4. Produce `genotypes.vcf` and `genotypes_report.json`.
### Advanced pipeline: Standardize, Harmonize, and Convert
Perform a full imputation-ready conversion in a single pass:
```bash
convert_genome \
--input sample.txt \
--reference hg38.fa \
--standardize \ # Standardize alleles to reference forward strand
--panel panel.vcf \ # Harmonize against a reference panel (corrects flips)
--output sample.bcf \ # Output compact binary BCF
--format bcf
```
### PLINK output
```bash
convert_genome \
--input input.txt \
--reference reference.fa \
--output output \
--format plink \
--sex male \ # Override auto-detection
--variants-only # Drop reference-matching sites
```
### Command-line options
| `--input <PATH>` | **Required.** Input genotype file (DTC, VCF, or BCF) |
| `--reference <PATH>` | **Required.** Reference genome FASTA (local or URL) |
| `--output <PATH>` | **Required.** Output file path (or prefix for PLINK) |
| `--format <vcf\|bcf\|plink>` | Output format (default: vcf) |
| `--sex <male\|female>` | Explicitly set sex (disables auto-inference) |
| `--sample <NAME>` | Sample identifier for VCF header |
| `--assembly <NAME>` | Assembly label for metadata (default: GRCh38) |
| `--panel <PATH>` | VCF panel for harmonization (e.g., 1000G sites) |
| `--standardize` | Standardize alleles to reference forward strand |
| `--variants-only` | Omit reference-only sites from output |
| `--input-format <dtc\|vcf\|bcf\|auto>` | Input format (default: auto-detect) |
| `--reference-fai <PATH>` | Explicit FASTA index path |
| `--log-level <LEVEL>` | Logging verbosity (default: info) |
## Output Report
Every run produces a JSON report alongside the output file (e.g., `sample_report.json`) containing:
```json
{
"version": "0.1.0",
"timestamp": "2025-12-16T22:44:00Z",
"input": { "format": "dtc", ... },
"output": { "format": "vcf", ... },
"sample": { "id": "SAMPLE", "sex": "male", "sex_inferred": true },
"build_detection": { "detected_build": "GRCh38" },
"standardize": true,
"panel": {
"total_sites": 120000,
"modified_sites": 150, // Sites flipped/swapped to match panel
"novel_sites": 25 // Sites not in panel
},
"statistics": {
"total_records": 638234,
"emitted_records": 612847,
...
}
}
```
## Project Architecture
### Core modules
- `src/cli.rs` – Argument parsing and top-level command dispatch.

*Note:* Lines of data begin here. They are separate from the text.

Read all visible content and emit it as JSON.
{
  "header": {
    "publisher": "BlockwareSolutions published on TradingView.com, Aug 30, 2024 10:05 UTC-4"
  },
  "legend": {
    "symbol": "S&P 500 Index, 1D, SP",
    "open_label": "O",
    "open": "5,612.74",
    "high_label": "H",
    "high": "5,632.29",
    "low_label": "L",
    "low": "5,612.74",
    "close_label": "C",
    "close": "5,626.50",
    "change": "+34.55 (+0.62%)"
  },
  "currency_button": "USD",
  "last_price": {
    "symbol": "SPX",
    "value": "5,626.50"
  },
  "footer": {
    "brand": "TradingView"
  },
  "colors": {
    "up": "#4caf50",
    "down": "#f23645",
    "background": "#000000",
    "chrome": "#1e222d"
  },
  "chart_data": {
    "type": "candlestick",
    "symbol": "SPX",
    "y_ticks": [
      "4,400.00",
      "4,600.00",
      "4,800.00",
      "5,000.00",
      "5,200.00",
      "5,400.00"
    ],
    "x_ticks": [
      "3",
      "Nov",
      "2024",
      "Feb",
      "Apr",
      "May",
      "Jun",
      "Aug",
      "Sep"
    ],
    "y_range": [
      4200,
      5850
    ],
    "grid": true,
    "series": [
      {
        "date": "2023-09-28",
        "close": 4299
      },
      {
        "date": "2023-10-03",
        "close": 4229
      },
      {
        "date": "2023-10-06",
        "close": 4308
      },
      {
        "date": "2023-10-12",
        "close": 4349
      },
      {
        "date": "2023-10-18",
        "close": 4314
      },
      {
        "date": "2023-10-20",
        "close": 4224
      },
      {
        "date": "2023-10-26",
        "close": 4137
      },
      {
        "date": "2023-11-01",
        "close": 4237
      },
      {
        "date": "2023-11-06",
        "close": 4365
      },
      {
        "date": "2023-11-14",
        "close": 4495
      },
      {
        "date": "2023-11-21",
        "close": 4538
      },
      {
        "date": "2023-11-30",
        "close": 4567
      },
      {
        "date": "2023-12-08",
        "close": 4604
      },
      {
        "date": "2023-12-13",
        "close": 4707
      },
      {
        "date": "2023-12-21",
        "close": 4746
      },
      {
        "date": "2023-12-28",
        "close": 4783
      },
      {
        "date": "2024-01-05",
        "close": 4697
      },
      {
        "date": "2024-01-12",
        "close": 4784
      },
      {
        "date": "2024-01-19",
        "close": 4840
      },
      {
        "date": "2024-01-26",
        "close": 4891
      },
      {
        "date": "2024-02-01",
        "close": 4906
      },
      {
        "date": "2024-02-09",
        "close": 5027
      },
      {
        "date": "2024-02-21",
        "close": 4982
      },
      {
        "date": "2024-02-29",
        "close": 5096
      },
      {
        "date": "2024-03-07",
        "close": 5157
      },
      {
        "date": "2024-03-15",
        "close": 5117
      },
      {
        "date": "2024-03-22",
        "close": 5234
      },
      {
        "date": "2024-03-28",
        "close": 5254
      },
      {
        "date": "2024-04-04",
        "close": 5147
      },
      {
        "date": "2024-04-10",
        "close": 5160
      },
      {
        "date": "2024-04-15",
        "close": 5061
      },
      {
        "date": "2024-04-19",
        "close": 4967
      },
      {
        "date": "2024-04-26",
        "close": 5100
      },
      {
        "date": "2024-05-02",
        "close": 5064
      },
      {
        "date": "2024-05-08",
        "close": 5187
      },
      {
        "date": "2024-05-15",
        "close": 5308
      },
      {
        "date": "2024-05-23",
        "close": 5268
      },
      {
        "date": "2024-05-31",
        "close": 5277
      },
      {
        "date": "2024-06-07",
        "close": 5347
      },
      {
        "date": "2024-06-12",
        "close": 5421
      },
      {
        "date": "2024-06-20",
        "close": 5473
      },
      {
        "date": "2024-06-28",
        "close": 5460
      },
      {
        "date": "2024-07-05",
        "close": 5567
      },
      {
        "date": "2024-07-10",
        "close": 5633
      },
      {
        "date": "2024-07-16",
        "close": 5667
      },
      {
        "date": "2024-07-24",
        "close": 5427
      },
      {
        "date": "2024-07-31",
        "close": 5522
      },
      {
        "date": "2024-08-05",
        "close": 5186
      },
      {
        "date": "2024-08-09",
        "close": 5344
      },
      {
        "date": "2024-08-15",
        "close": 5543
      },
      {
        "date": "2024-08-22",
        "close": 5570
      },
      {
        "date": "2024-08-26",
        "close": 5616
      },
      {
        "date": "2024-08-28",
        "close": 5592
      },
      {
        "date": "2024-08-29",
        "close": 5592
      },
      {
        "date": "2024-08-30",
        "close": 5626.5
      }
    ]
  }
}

- `src/conversion.rs` – Conversion pipeline, report generation, and record translation.
- `src/dtc.rs` – Parser for DTC genotype exports (23andMe, AncestryDNA, etc.).

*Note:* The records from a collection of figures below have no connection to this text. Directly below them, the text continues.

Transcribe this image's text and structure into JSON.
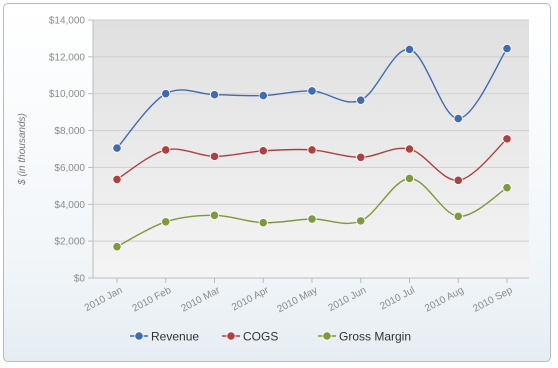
{
  "chart_data": {
    "type": "line",
    "title": "",
    "xlabel": "",
    "ylabel": "$ (in thousands)",
    "categories": [
      "2010 Jan",
      "2010 Feb",
      "2010 Mar",
      "2010 Apr",
      "2010 May",
      "2010 Jun",
      "2010 Jul",
      "2010 Aug",
      "2010 Sep"
    ],
    "ylim": [
      0,
      14000
    ],
    "yticks": [
      0,
      2000,
      4000,
      6000,
      8000,
      10000,
      12000,
      14000
    ],
    "ytick_labels": [
      "$0",
      "$2,000",
      "$4,000",
      "$6,000",
      "$8,000",
      "$10,000",
      "$12,000",
      "$14,000"
    ],
    "grid": true,
    "legend_position": "bottom",
    "series": [
      {
        "name": "Revenue",
        "color": "#3f6bb0",
        "values": [
          7050,
          10000,
          9950,
          9900,
          10150,
          9650,
          12400,
          8650,
          12450
        ]
      },
      {
        "name": "COGS",
        "color": "#b04040",
        "values": [
          5350,
          6950,
          6600,
          6900,
          6950,
          6550,
          7000,
          5300,
          7550
        ]
      },
      {
        "name": "Gross Margin",
        "color": "#7d9a3c",
        "values": [
          1700,
          3050,
          3400,
          3000,
          3200,
          3100,
          5400,
          3350,
          4900
        ]
      }
    ]
  }
}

- `src/imputation.rs` – Logic for sex inference and build detection.
- `src/inference.rs` – Logic for sex inference and build detection.
- `src/harmonize.rs` – Allele harmonization against reference panels.
- `src/panel.rs` – Reference panel loading and management.
- `src/report.rs` – JSON run report generation.
- `src/reference.rs` – Reference genome loader, contig metadata, and cached base access.
- `src/remote.rs` – Remote fetching with HTTP(S) support and archive extraction.
- `src/plink.rs` – PLINK 1.9 binary format writer (.bed/.bim/.fam).
## Contributing
1. Install the nightly toolchain (`rustup toolchain install nightly`).
2. Run formatting and linting before submitting: `cargo fmt` and `cargo clippy --all-targets -- -D warnings`.
3. Execute the full test suite (debug + release) and benchmarks.